A refurbishment took place in recent years to extend the Cherry Tree Walk frontages of the shops further into the paved area. The existing shop units were extended forward from their recessed shop line. It has made the shopfronts look a lot more modern and attractive.

The covered courtyard outside Waitrose – which is called an ‘undercroft’ in architectural idiom – ought to be ideal for a little farmers’ market. But it has 13 stalls built in brick into the ground, and they look more like anti-tank barriers than stalls. They even have stupid little roofs (particularly stupid because no rain could ever fall on them because they are built underneath the flat development above).

Typical of schemes where architects tell people how they are meant to operate, these stalls are unsuitable and barely utilised. Really, these brick-built structures should be removed, leaving a large flexible open space, under cover, which would be ideal for a proper local market.

Cooper House sits on top of the commercial shopping precinct. It is a block of Council flats. I don’t have any details about its construction, but judging from its design, it was probably constructed in the late 1980s.

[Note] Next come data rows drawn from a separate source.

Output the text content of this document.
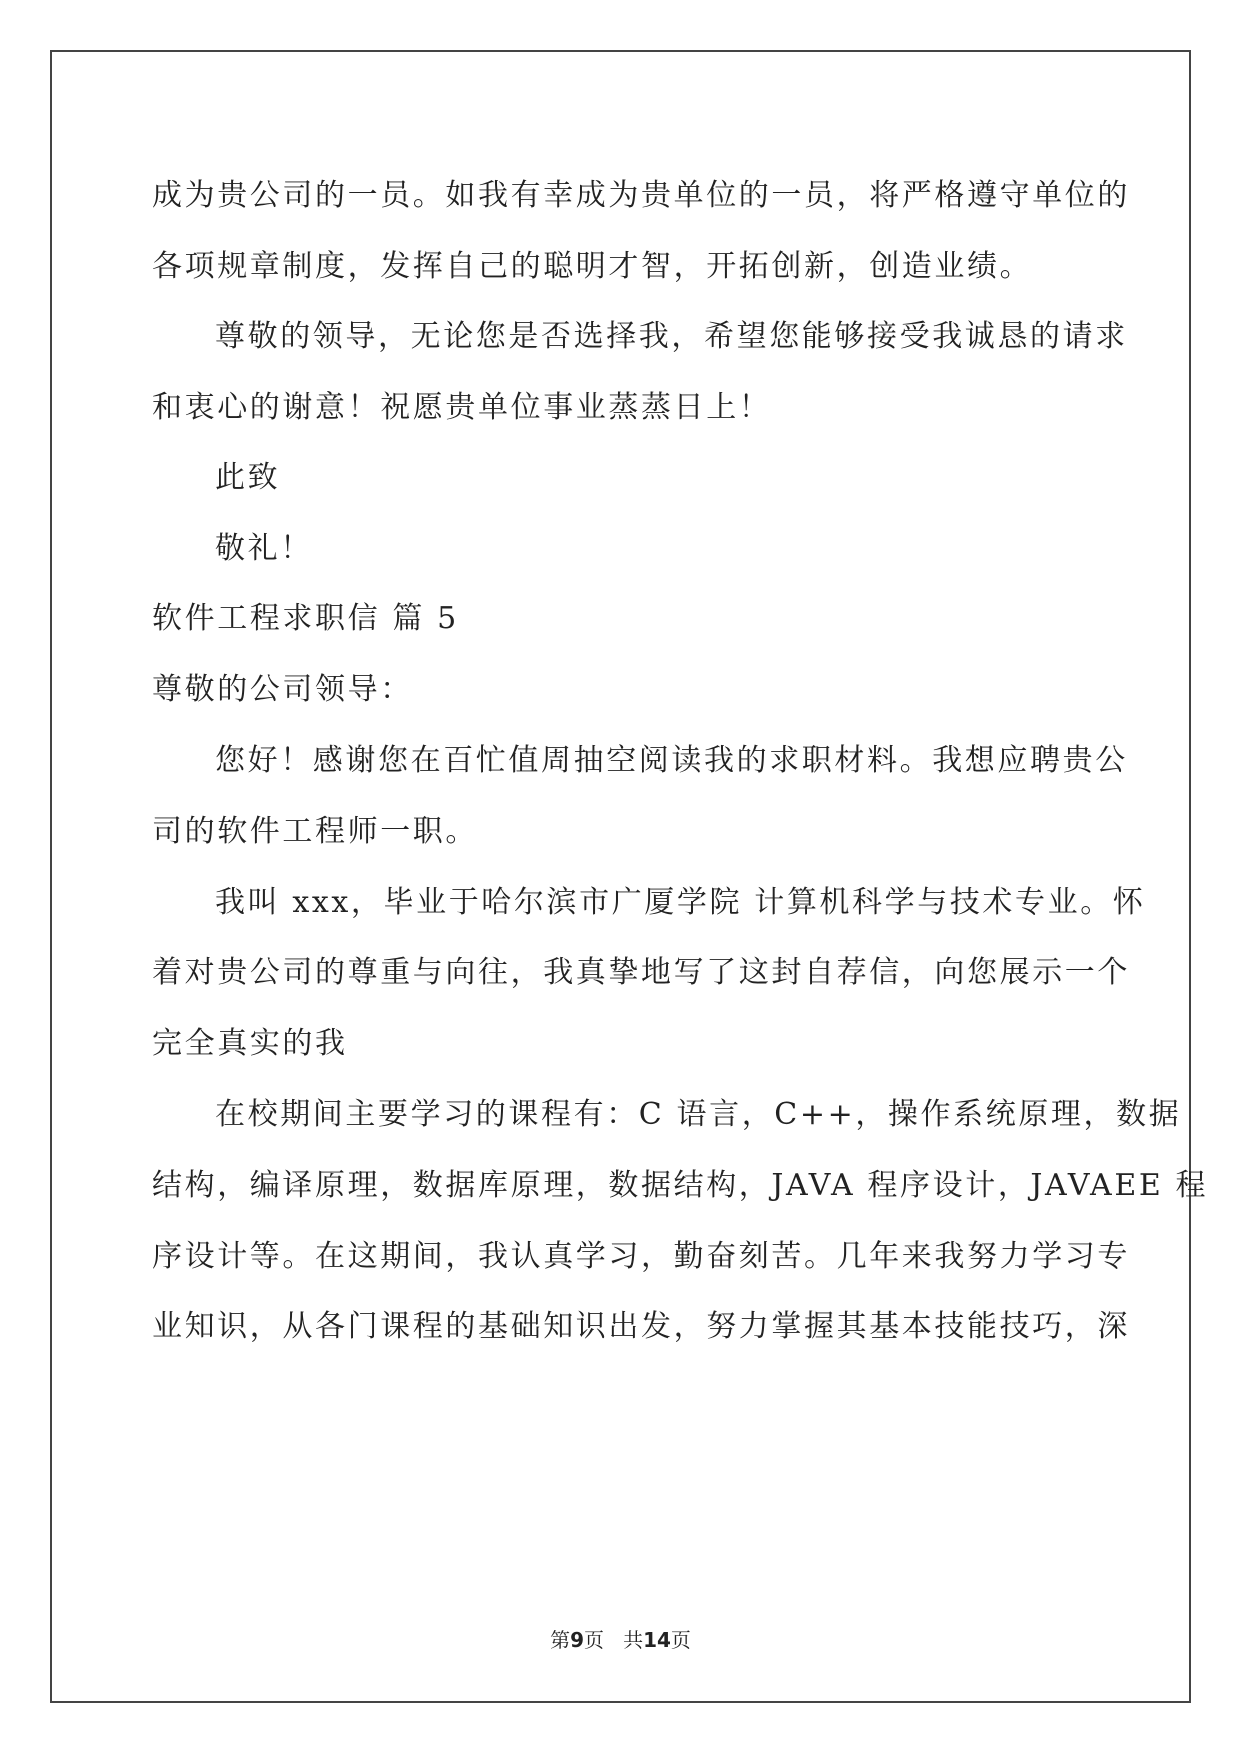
成为贵公司的一员。如我有幸成为贵单位的一员，将严格遵守单位的
各项规章制度，发挥自己的聪明才智，开拓创新，创造业绩。
尊敬的领导，无论您是否选择我，希望您能够接受我诚恳的请求
和衷心的谢意！祝愿贵单位事业蒸蒸日上！
此致
敬礼！
软件工程求职信 篇 5
尊敬的公司领导：
您好！感谢您在百忙值周抽空阅读我的求职材料。我想应聘贵公
司的软件工程师一职。
我叫 xxx，毕业于哈尔滨市广厦学院 计算机科学与技术专业。怀
着对贵公司的尊重与向往，我真挚地写了这封自荐信，向您展示一个
完全真实的我
在校期间主要学习的课程有：C 语言，C++，操作系统原理，数据
结构，编译原理，数据库原理，数据结构，JAVA 程序设计，JAVAEE 程
序设计等。在这期间，我认真学习，勤奋刻苦。几年来我努力学习专
业知识，从各门课程的基础知识出发，努力掌握其基本技能技巧，深
第9页   共14页
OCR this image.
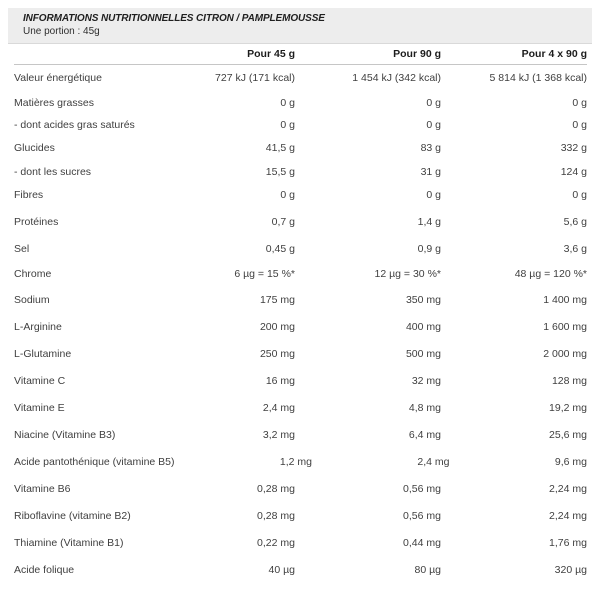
INFORMATIONS NUTRITIONNELLES CITRON / PAMPLEMOUSSE
Une portion : 45g
Pour 45 g	Pour 90 g	Pour 4 x 90 g
Valeur énergétique	727 kJ (171 kcal)	1 454 kJ (342 kcal)	5 814 kJ (1 368 kcal)
Matières grasses	0 g	0 g	0 g
- dont acides gras saturés	0 g	0 g	0 g
Glucides	41,5 g	83 g	332 g
- dont les sucres	15,5 g	31 g	124 g
Fibres	0 g	0 g	0 g
Protéines	0,7 g	1,4 g	5,6 g
Sel	0,45 g	0,9 g	3,6 g
Chrome	6 µg = 15 %*	12 µg = 30 %*	48 µg = 120 %*
Sodium	175 mg	350 mg	1 400 mg
L-Arginine	200 mg	400 mg	1 600 mg
L-Glutamine	250 mg	500 mg	2 000 mg
Vitamine C	16 mg	32 mg	128 mg
Vitamine E	2,4 mg	4,8 mg	19,2 mg
Niacine (Vitamine B3)	3,2 mg	6,4 mg	25,6 mg
Acide pantothénique (vitamine B5)	1,2 mg	2,4 mg	9,6 mg
Vitamine B6	0,28 mg	0,56 mg	2,24 mg
Riboflavine (vitamine B2)	0,28 mg	0,56 mg	2,24 mg
Thiamine (Vitamine B1)	0,22 mg	0,44 mg	1,76 mg
Acide folique	40 µg	80 µg	320 µg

View of Cooper House from further north along Whitecross Street

One educated guess is that the architect was Fitzroy Robinson of Fitzroy Robinson & Partners, who is known to have designed similar schemes. The style was invented by a firm of architects called Renton Howard Wood Levine who did many mixed shopping and residential developments for Islington in the style. The style was intended to replicate an Italian hillside village. It was a reaction against the Modern Movement with its tower blocks and slabs. The point was to break largescale concepts down to a more human and liveable scale.